Applies to: Q Flex (acetaminophen / phenyltoloxamine)
Alcohol can increase the nervous system side effects of phenyltoloxamine such as dizziness, drowsiness, and difficulty concentrating. Some people may also experience impairment in thinking and judgment. You should avoid or limit the use of alcohol while being treated with phenyltoloxamine. Do not use more than the recommended dose of phenyltoloxamine, and avoid activities requiring mental alertness such as driving or operating hazardous machinery until you know how the medication affects you. Talk to your doctor or pharmacist if you have any questions or concerns.

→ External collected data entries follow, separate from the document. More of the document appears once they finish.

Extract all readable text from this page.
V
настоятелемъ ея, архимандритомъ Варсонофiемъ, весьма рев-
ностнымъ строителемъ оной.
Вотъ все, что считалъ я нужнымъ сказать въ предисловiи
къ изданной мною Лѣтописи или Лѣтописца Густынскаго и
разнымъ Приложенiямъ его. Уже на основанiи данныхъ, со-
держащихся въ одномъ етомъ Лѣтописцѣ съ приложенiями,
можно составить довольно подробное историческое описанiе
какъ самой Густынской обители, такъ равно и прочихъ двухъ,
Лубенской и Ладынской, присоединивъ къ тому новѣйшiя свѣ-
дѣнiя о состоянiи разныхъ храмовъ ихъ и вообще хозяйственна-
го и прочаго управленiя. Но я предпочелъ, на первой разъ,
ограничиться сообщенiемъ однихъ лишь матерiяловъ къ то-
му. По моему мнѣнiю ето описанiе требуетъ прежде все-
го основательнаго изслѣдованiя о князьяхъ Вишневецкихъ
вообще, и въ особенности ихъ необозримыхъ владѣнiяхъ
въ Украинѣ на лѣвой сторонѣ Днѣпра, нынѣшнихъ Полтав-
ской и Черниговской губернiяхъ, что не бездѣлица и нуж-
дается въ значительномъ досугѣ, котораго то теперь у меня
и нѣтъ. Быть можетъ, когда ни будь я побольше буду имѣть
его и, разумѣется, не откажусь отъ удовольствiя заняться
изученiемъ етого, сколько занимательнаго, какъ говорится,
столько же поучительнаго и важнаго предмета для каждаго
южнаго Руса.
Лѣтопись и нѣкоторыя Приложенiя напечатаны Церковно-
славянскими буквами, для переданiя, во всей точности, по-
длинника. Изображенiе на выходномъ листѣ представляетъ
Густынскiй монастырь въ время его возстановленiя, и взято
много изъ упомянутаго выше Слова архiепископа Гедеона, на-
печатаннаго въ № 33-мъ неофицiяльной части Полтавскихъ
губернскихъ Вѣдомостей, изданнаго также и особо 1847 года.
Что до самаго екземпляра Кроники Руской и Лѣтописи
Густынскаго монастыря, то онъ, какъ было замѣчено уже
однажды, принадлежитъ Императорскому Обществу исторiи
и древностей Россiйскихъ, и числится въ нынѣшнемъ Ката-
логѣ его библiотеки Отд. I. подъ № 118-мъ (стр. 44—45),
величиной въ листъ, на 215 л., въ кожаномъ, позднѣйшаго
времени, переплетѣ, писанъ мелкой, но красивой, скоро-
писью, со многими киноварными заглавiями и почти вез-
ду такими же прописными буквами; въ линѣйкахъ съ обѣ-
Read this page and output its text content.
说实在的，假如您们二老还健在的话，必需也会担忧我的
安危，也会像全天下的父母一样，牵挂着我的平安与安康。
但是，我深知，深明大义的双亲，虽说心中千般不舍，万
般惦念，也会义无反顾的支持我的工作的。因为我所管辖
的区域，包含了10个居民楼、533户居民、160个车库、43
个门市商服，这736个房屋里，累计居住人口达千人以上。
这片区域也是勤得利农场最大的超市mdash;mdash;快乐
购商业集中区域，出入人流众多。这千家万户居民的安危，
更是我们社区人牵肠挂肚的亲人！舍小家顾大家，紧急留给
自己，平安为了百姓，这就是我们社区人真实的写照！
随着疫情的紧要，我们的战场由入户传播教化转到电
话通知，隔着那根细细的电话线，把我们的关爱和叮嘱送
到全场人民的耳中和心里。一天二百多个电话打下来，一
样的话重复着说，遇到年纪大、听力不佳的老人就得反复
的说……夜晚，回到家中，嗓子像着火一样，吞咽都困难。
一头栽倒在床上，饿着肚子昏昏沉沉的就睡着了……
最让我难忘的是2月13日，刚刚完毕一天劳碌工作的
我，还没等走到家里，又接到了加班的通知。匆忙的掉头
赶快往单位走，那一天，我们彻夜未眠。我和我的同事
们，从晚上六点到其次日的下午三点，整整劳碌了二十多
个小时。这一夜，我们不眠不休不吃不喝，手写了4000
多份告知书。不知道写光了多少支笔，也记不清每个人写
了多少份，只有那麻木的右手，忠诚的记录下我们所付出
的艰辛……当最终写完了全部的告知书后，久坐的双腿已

Therapeutic duplication warnings
Therapeutic duplication is the use of more than one medicine from the same drug category or therapeutic class to treat the same condition. This can be intentional in cases where drugs with similar actions are used together for demonstrated therapeutic benefit. It can also be unintentional in cases where a patient has been treated by more than one doctor, or had prescriptions filled at more than one pharmacy, and can have potentially adverse consequences.
The recommended maximum number of medicines in the 'acetaminophen' category to be taken concurrently is usually one. Your list includes two medicines belonging to the 'acetaminophen' category:
- Duradyne DHC (acetaminophen/hydrocodone)
- Q Flex (acetaminophen/phenyltoloxamine)
Note: The benefits of taking this combination of medicines may outweigh any risks associated with therapeutic duplication. This information does not take the place of talking to your doctor. Always check with your healthcare provider to determine if any adjustments to your medications are needed.
Drug Interaction Classification
|Highly clinically significant. Avoid combinations; the risk of the interaction outweighs the benefit.|
|Moderately clinically significant. Usually avoid combinations; use it only under special circumstances.|
|Minimally clinically significant. Minimize risk; assess risk and consider an alternative drug, take steps to circumvent the interaction risk and/or institute a monitoring plan.|
|No information available.|
Do not stop taking any medications without consulting your healthcare provider.
Always consult your healthcare provider to ensure the information displayed on this page applies to your personal circumstances.